Here’s an exercise. Try this at home, or during a commute or trip. Make an inventory of everything you have decided in the past day, week, month, year, decade, or lifetime (focus only on bigger decisions as the timeframe expands). Be brutally honest, and then put each decision into one of two columns. Column one represents the House of Fear, and column two is the House of Faith (or Trust). Bluster and bravado will only screw it up, so put that aside if it shows up. And bravery, while excellent and admirable, carries a cost. Be honest.  Do any decisions seem masterful, truly fearless? Put them in the House of Faith column. Let’s work for more of that!

Welcome to Leadership Mastery

Wednesday, March 26th, 2008

I live for Leadership Mastery, and I invite you to experience it. But what is it?

Let’s start with mastery itself, and what it is not. Mastery isn’t the pinnacle of excellence. You don’t reach it by being most excellent, in Ted-speak. That will only keep you out of mastery. Mastery is different from excellence not in degree, but in kind. Every master knows this; but nobody else seems to be in on the secret. As Charlie Parker said, “Learn all this stuff (to be excellent) and then forget it (to be a master).”

So what is it? Mastery is when performance increases exponentially, while costs fall dramatically. That bears repeating. In mastery, performance increases exponentially, while costs fall dramatically. It accounts for how the best athletes, performers, artists, sages, and even warriors can blow our minds with what they do, inspire us, and serve as iconic frames of reference, while making it look easy, with grace and style. It is what differentiates the best from the rest, decisively.

 But what is Leadership Mastery? This used to be a tough question because, unlike athletes, performers, etc., leaders have not had a vision or path to mastery. So most have been trapped in excellence. The only exception would be if a leader had achieved mastery in another field and translated it somehow to his or her own leadership in an organization. This is extremely rare because most people, if they are masters in a field (for example golf, acting, painting, music, thinking, or inventing) stick to that field; it is their identity.

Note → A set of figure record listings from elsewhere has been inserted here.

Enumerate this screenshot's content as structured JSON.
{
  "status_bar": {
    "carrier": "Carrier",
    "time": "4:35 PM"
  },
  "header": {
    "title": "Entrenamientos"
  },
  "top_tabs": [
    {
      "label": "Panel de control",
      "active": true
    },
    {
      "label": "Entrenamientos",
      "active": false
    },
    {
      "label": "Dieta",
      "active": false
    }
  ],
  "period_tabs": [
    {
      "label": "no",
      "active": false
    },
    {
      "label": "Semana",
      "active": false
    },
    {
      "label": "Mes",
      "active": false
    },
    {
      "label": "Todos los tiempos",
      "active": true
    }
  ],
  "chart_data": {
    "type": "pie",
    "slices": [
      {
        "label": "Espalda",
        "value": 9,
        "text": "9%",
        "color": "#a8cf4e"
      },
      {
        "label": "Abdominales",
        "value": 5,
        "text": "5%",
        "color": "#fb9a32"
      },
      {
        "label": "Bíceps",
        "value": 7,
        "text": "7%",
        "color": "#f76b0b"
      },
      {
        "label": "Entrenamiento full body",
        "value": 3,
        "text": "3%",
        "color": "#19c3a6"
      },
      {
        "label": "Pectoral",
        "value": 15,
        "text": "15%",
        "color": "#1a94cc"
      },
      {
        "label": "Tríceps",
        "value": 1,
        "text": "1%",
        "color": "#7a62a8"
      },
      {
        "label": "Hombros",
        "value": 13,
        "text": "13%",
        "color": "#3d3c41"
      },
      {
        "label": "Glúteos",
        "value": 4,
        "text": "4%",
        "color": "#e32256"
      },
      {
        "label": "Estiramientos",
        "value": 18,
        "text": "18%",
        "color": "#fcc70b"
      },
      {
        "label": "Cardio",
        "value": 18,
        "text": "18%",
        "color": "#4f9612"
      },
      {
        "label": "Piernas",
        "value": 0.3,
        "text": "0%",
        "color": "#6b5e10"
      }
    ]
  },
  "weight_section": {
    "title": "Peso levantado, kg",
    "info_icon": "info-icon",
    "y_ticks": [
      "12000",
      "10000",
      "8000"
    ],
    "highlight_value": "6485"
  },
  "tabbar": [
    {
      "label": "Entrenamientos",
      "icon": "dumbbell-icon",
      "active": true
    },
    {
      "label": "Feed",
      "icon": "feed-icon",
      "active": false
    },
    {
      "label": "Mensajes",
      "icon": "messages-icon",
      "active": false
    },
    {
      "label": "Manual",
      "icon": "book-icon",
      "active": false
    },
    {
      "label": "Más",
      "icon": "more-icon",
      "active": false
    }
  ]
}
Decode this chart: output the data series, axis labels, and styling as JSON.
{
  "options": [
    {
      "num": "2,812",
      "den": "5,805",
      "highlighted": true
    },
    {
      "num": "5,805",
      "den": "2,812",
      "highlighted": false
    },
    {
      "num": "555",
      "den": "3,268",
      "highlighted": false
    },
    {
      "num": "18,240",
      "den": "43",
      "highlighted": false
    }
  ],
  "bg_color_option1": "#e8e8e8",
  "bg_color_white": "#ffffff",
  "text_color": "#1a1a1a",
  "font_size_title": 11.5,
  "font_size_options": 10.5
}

Like all mastery, Leadership Mastery is defined by exponentially increased performance and dramatically reduced costs. In organizational leadership we see more innovation, alignment, efficiency, sustainability, focus, capacity, integrity, return, growth, and vision, and less struggle for that extra increment of performance, as well as dramatically less of the financial and human costs that characterize the merely excellent organization. The masterful leader aligns more, inspires more, gets it right more often, sees more, creates more, and keeps himself or herself whole in mind, body and spirit in a way that is remarkable to all who observe, follow, or compete with them. They soar high, while appearing relaxed and ready for more. Leaders in Mastery put incremental growth and marginal change, achieved at a high cost, behind them once and for all. And so do their teams, organizations, and partners.

It’s not magic, not a put on. It’s not superhuman. It’s not the result of cutting a deal at the crossroads. But it is rare. And it is teachable and reachable because leaders now have a path to mastery. This blog, my keynote speaking, workshops, and work with clients all focus on doing exactly this. If you are tired of seeing excellent people and organizations pay a high price for incremantal growth and marginal change, you’ve already taken the first step. So welcome!